La population s’enthousiasme pour le projet d’Aslan et ne demande qu’à y participer : « Le peuple, fatigué de l’éternelle propagande de la terreur, tournait enfin ses pensées et ses espoirs vers quelque chose de positif, pour appliquer son énorme force créatrice et son inépuisable énergie à de nouveaux champs d’action... »

Dans la deuxième partie du roman, l’auteur polémique contre les fauteurs de panique issus des cercles de la haute finance et contre les intrigues des groupes d’intérêts réactionnaires qui poussent au bellicisme, de concert avec de nombreux représentants du gouvernement et de la presse, de crainte que périclitent leurs affaires d’armement.

Quelques mois après l’audition encore indécise devant le Sénat, on assiste aux États-Unis à une recrudescence du chômage : « Le nombre de chômeurs qui croissait à une allure incroyablement rapide créait un climat d’inquiétude. Le chiffre de dix millions et demi de chômeurs (encore qu’on en avouât officiellement moins de cinq millions) pesait comme un cauchemar sur la vie économique du pays, et chaque mois on approchait de plus en plus vite des douze millions. Que faire pour mettre un terme à cet accroissement ? C’est alors qu’Aslan Norval se trouva une fois encore au centre de l’intérêt public. Son projet résoudrait en grande partie la question du chômage pour des années, même dans le cas où il faudrait inopinément démobiliser par centaines de milliers des soldats devenus inutiles. »
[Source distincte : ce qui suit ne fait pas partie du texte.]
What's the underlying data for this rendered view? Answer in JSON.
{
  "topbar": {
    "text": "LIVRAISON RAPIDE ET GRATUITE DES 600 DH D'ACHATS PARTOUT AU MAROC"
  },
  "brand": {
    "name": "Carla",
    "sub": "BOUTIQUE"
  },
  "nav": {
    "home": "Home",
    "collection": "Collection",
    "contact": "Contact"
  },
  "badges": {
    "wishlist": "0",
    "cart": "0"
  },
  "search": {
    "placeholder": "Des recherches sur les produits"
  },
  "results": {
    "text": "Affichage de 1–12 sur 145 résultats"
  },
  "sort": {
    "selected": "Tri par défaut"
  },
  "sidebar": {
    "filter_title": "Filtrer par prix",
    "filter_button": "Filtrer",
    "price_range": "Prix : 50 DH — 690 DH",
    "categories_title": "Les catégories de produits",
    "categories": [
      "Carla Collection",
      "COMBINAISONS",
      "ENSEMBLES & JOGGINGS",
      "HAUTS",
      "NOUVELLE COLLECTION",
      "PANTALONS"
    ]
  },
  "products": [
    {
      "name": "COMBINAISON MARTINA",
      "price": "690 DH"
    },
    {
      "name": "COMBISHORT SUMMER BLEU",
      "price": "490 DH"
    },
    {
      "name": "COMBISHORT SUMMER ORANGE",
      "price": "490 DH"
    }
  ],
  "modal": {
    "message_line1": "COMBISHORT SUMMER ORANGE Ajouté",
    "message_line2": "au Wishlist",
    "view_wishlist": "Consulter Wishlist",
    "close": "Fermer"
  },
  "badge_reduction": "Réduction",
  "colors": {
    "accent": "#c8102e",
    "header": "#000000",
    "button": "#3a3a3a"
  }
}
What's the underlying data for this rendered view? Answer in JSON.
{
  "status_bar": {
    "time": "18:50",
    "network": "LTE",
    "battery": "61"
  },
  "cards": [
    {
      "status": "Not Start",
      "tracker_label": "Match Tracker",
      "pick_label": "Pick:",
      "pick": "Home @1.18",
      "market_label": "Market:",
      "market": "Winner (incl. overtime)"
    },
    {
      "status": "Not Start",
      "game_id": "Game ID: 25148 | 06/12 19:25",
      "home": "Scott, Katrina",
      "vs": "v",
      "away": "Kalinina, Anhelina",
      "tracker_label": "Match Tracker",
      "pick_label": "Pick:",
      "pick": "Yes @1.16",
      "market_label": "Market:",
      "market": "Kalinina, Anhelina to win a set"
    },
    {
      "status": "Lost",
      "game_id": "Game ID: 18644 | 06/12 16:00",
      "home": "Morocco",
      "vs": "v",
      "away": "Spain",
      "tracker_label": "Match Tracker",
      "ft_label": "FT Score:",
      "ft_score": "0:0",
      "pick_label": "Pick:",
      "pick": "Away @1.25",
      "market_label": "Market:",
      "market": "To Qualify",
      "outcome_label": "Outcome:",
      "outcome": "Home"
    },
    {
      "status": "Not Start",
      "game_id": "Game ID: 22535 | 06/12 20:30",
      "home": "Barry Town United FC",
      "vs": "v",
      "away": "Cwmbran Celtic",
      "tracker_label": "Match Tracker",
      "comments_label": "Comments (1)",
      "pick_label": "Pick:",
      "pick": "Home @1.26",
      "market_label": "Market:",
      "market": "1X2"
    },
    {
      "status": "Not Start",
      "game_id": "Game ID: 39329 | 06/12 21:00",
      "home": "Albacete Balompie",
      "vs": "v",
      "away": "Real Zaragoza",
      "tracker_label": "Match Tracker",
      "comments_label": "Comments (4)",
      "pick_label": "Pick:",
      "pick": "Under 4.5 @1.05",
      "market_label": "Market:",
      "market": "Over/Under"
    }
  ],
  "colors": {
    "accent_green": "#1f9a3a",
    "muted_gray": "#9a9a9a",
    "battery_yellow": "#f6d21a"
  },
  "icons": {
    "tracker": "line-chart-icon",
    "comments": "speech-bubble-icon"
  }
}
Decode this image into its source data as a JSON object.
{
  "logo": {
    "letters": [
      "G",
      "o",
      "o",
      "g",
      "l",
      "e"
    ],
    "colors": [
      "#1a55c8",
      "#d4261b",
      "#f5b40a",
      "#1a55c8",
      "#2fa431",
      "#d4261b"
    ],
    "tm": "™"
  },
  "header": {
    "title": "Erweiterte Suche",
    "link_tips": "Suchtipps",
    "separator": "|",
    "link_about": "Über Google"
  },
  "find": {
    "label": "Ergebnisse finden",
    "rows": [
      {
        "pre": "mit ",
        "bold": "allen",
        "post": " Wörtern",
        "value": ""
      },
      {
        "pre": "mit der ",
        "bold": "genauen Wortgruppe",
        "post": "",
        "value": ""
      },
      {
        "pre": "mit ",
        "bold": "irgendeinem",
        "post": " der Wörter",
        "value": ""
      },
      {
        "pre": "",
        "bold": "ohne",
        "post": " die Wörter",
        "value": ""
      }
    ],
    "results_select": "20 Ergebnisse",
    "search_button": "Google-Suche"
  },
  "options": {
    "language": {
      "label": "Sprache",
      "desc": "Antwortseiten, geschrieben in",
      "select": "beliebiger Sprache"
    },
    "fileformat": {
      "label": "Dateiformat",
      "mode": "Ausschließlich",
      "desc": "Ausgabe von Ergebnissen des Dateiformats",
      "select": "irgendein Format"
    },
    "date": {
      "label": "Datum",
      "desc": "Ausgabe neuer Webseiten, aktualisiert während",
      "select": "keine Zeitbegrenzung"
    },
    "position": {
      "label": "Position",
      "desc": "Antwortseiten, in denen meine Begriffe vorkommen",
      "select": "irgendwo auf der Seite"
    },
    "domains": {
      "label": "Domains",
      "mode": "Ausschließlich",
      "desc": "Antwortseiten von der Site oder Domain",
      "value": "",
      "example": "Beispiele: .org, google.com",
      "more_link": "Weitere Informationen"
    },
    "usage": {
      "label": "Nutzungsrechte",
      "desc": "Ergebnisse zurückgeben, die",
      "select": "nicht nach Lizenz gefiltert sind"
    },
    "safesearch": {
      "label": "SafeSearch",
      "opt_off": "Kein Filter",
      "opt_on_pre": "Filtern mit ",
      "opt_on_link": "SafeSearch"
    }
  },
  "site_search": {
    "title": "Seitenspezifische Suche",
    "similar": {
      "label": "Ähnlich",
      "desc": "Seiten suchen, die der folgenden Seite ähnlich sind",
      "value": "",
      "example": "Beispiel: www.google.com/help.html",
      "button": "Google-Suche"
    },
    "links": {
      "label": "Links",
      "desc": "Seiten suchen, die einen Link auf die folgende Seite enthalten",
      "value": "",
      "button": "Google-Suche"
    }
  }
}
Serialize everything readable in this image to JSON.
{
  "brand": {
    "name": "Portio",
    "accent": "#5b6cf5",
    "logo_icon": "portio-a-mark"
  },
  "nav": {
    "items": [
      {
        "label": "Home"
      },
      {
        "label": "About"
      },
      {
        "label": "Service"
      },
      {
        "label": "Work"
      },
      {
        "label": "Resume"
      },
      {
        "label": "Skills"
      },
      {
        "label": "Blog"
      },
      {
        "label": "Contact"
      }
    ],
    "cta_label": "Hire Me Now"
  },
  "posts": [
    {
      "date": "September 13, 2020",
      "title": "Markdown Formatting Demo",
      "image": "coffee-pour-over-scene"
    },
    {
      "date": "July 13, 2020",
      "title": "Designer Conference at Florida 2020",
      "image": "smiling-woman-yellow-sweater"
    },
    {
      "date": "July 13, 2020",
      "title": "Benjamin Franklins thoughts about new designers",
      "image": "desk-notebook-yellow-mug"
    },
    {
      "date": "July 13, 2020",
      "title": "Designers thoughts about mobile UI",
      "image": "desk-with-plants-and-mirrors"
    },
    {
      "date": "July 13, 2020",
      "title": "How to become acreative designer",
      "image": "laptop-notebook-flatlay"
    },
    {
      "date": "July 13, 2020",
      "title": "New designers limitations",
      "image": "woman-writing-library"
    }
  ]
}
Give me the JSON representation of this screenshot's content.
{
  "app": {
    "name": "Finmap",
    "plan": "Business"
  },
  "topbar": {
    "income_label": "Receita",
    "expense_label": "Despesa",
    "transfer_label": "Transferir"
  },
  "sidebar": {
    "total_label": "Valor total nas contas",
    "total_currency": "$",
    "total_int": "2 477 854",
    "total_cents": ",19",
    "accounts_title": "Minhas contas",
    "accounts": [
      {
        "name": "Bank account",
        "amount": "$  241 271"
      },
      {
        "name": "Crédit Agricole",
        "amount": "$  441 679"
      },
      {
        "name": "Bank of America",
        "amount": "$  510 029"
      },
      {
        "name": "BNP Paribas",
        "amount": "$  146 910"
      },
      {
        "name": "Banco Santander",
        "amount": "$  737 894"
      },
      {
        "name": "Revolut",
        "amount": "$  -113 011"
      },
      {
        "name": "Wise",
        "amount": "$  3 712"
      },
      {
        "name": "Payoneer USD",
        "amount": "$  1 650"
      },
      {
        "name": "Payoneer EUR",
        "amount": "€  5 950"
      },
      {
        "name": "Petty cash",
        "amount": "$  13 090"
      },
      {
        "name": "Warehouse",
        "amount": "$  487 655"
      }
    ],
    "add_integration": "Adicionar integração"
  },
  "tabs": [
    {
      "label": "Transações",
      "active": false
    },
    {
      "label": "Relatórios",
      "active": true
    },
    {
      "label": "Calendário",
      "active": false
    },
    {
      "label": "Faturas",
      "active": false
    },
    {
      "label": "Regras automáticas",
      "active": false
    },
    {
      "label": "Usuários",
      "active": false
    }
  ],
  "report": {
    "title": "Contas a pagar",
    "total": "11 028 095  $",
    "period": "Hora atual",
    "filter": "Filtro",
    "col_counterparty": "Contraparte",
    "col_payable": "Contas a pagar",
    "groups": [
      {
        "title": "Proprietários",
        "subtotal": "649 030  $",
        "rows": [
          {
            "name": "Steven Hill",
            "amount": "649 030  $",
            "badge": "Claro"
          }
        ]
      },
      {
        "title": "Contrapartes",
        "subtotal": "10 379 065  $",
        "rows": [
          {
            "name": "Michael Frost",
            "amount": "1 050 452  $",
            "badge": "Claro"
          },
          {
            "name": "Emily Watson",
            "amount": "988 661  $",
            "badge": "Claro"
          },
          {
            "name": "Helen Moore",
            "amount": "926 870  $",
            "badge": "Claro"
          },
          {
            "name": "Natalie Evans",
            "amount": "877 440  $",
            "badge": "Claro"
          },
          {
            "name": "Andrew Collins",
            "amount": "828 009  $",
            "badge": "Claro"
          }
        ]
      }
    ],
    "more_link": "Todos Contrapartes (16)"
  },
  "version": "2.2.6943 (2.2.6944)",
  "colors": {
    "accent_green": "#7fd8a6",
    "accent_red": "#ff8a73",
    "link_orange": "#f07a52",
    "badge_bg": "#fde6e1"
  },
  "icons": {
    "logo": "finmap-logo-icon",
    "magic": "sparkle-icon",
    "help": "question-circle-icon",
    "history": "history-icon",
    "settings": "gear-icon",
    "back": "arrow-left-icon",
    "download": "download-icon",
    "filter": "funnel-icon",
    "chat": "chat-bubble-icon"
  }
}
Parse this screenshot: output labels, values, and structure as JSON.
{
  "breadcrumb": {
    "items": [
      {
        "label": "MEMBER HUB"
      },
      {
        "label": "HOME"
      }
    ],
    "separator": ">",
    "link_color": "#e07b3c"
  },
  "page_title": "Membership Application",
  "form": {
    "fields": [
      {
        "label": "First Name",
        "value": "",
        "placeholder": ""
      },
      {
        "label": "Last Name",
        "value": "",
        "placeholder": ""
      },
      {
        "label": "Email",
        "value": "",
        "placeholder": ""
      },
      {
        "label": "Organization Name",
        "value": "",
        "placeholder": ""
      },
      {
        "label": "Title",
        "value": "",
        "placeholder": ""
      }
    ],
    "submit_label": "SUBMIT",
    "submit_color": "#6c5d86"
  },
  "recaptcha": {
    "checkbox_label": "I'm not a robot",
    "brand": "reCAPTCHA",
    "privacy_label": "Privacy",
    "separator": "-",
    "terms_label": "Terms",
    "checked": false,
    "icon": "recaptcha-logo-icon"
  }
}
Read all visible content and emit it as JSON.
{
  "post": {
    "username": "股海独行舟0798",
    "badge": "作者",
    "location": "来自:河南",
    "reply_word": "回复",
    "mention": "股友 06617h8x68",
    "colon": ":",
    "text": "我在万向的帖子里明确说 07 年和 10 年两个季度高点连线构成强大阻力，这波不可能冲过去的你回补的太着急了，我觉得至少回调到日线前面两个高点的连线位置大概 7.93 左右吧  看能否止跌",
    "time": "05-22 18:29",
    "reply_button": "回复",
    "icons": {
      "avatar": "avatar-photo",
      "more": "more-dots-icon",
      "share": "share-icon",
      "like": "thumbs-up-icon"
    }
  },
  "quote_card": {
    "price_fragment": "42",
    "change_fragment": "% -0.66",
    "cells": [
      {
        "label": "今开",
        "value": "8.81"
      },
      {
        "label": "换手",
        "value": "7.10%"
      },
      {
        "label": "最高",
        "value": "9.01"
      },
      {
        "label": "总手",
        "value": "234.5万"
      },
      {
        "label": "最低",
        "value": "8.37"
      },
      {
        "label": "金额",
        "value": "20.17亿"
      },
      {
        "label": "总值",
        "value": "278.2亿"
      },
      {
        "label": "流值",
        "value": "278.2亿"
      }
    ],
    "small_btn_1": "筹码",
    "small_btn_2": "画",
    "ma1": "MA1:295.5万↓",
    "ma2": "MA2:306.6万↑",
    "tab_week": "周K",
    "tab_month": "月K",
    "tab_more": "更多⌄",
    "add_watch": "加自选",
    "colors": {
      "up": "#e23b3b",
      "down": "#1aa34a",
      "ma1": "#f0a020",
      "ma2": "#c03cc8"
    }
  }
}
À l’intention avouée de l’auteur de mettre en avant un travail pacifique d’édification se surajoutent dans ce livre des intrigues érotiques qui désorientèrent le lecteur habituel de Traven. Il s’agit de l’aventure amoureuse d’Aslan Norval avec un jeune sergent du corps des Marines, qu’elle utilise comme « cobaye » pour ce qu’elle appelle une « vivisection » ; et le résultat en est la « revalorisation » de sa relation de couple avec son mari plus âgé. Comme l’un des éditeurs à qui le manuscrit avait été proposé le refusait pour le motif que « l’auteur essaie de tenir le lecteur en haleine de la première à la dernière ligne à coup de scènes érotiques », Traven répliqua : « Ce livre n’est pas de nature érotique de la première à la dernière ligne. C’est là une sous-estimation qui me blesse profondément. À la vérité, le livre est de bout en bout, de la première à la dernière ligne, dénué du moindre contenu pornographique. Tous les personnages présentés sont faits de chair et de sang, d’une saine et rafraîchissante normalité. Et c’est pour cette raison et pour nulle autre qu’ils pensent et parlent de rien d’autre que de désirs et de plaisirs érotiques. Ce n’est toutefois pas ma faute. Toute la faute en est à ces hommes et femmes de mon livre qui, sitôt que je leur ai donné vie, m’ont échappé, ne m’ont plus obéi et, par suite, font et disent ce qui leur plaît. Soit dit en passant, tous les êtres humains qui apparaissent dans mes livres parlent sans détours et ne se cachent pas derrière une feuille de vigne. Qu’y puis-je ? Je suis contre toute censure. Et c’est pourquoi on pourrait me traiter de tartufe si j’exerçais une censure à l’encontre de ce que disent ou font les hommes et les femmes de mes livres. » (BT-Mitteilungen, numéro 33, fin mars 1959).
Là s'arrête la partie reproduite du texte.